Northwestern Events Calendar

Apr
27
2015

“Metal-Ceramic Interfaces: Ordering in Liquid Adjacent to Crystalline Solid and Shape Equilibration of Metal Nanoparticles in Ceramic Matrix”

When: Monday, April 27, 2015
2:00 PM - 3:00 PM CT

Where: Cook Hall, Room 2058 (MSE Conference Room) , 2220 Campus Drive, Evanston, IL 60208 map it

Audience: Faculty/Staff - Student - Post Docs/Docs - Graduate Students

Contact: Raymond Givens Bailey   (847) 467-3144

Group: NUANCE Center

Category: Lectures & Meetings

Description:

Dr. Maria Gandman
Department of Materials Science and Engineering
University of California, Berkeley

Abstract
Metal-ceramic systems are important in fundamental science as well as in various technological applications. The metal-ceramic interfaces play crucial role in thermal and mechanical stability of those systems and often affect the properties of metal-ceramic systems desired for engineering applications. In this talk, investigations of solid-liquid and solid-solid metal-ceramic interfaces will be presented.

In the first part of the talk, ordering in liquid Al adjacent to various terminating planes of crystalline α-alumina will be presented. Experiments were conducted using two techniques: in-situ aberration-corrected high resolution transmission electron microscopy (HRTEM) and in-situ electron energy loss spectroscopy (EELS). Heating experiments were conducted using a monochromated and spherical aberration (Cs) corrected FEI Titan 80-300 S/TEM. The use of Cs corrected HRTEM enabled direct and quantitative analysis of the ordering phenomenon at different terminating alumina facets. The energy of Al bulk plasmons was found to be sensitive to local ordering of the liquid at the interface with alumina, which provided a second independent method for the quantification of structural ordering by in situ EELS. Comparison of the data obtained from in situ EELS with the results from Cs-corrected HRTEM provided information regarding preferential oxygen segregation to the ordered liquid at different alumina facets [1,2].
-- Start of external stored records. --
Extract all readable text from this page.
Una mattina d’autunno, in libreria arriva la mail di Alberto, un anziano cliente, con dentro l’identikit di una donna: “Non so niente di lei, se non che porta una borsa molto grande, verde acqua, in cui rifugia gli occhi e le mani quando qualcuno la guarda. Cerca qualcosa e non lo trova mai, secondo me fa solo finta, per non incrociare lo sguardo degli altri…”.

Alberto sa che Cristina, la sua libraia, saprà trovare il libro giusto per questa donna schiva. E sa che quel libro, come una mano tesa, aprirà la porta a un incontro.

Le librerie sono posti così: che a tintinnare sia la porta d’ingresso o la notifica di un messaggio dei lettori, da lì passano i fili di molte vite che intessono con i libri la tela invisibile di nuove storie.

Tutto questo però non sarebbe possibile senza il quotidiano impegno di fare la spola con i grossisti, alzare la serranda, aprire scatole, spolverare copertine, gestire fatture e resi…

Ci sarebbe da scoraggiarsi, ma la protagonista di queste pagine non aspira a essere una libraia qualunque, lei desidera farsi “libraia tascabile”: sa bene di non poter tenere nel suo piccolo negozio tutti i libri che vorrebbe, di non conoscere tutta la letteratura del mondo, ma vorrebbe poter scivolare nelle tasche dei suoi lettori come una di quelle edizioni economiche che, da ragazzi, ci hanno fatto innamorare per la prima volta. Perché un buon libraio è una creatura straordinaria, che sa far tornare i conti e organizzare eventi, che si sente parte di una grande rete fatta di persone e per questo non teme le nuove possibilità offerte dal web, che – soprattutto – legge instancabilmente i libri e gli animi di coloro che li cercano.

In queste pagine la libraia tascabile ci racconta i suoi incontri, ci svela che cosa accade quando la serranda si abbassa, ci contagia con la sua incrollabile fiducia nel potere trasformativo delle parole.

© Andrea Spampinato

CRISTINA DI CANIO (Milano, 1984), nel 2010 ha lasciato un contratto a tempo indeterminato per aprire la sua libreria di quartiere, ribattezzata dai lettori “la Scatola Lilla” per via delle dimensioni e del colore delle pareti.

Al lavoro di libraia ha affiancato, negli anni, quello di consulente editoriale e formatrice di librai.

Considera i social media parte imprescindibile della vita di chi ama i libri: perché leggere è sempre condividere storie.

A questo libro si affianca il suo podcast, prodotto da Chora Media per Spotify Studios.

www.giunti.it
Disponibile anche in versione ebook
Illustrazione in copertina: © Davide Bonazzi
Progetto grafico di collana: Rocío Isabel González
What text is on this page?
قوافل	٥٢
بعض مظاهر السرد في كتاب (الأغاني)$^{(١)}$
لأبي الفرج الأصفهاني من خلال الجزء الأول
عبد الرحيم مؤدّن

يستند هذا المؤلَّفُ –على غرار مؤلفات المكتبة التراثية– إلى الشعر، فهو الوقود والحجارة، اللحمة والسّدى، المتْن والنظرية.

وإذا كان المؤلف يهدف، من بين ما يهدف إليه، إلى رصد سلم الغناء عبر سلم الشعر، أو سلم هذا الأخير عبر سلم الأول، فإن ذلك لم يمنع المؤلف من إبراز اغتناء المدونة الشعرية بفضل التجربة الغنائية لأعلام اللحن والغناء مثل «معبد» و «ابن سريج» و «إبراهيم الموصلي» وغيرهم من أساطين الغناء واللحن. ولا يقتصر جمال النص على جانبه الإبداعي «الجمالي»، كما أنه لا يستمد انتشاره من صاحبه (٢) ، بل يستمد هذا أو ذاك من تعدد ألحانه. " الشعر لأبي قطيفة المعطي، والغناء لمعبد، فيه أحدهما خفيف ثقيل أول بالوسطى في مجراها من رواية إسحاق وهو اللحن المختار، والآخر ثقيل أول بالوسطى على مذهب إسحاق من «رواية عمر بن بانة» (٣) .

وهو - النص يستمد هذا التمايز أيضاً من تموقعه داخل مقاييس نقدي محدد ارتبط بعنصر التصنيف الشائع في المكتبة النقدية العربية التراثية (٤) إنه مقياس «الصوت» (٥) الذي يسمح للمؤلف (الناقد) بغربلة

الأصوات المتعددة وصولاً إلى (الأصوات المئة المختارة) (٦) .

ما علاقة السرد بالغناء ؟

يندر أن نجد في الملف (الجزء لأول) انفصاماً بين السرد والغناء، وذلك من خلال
In the second part of the talk, a model system of Pt-implanted polycrystalline alumina used for investigating the equilibration kinetics of metal inclusions in a ceramic matrix will be presented. The system was annealed at 1565°C promoting grain-growth of the polycrystalline alumina. Upon annealing in air, the implanted Pt+ ions coalesced into metal inclusions, and were consequently swept by growing α-alumina. This sequence of events enabled the investigation of Pt shape-equilibration kinetics. The Pt particles occluded in the α-alumina grains found in different stages of re-equilibration with the new alumina orientations were investigated by HRTEM and HRSTEM. The mobility of Pt particles was found to differ as a function of the moving alumina grain-boundary plane. Large amounts of differently oriented alumina grains that grow during annealing enable the investigation of metastable equilibrium states of Pt particles, which are forced to re-orient in accordance with newly imposed, host alumina grains. Those metastable states provide valuable information regarding relative energies of Pt-alumina interfaces not usually present under global equilibrium conditions. Study of metal-ceramic interfaces not present in the equilibrium (Wulff) shape enables the determination of the necessary conditions (in terms of the ceramic grain orientations) for stabilization of metastable metal-ceramic orientation relationships [3].

References
1. M. Gandman, Y. Kauffmann, C. T. Koch, and W. D. Kaplan, Physical Review Letters 110, 086106 (2013).
2. M. Gandman, Y. Kauffmann, and W. D. Kaplan, Applied Physics Letters 106, 051603 (2015).
3. M. Gandman, M. Ridgway, R. Gronsky, and A. M. Glaeser, Acta Materialia 83, 169 (2015).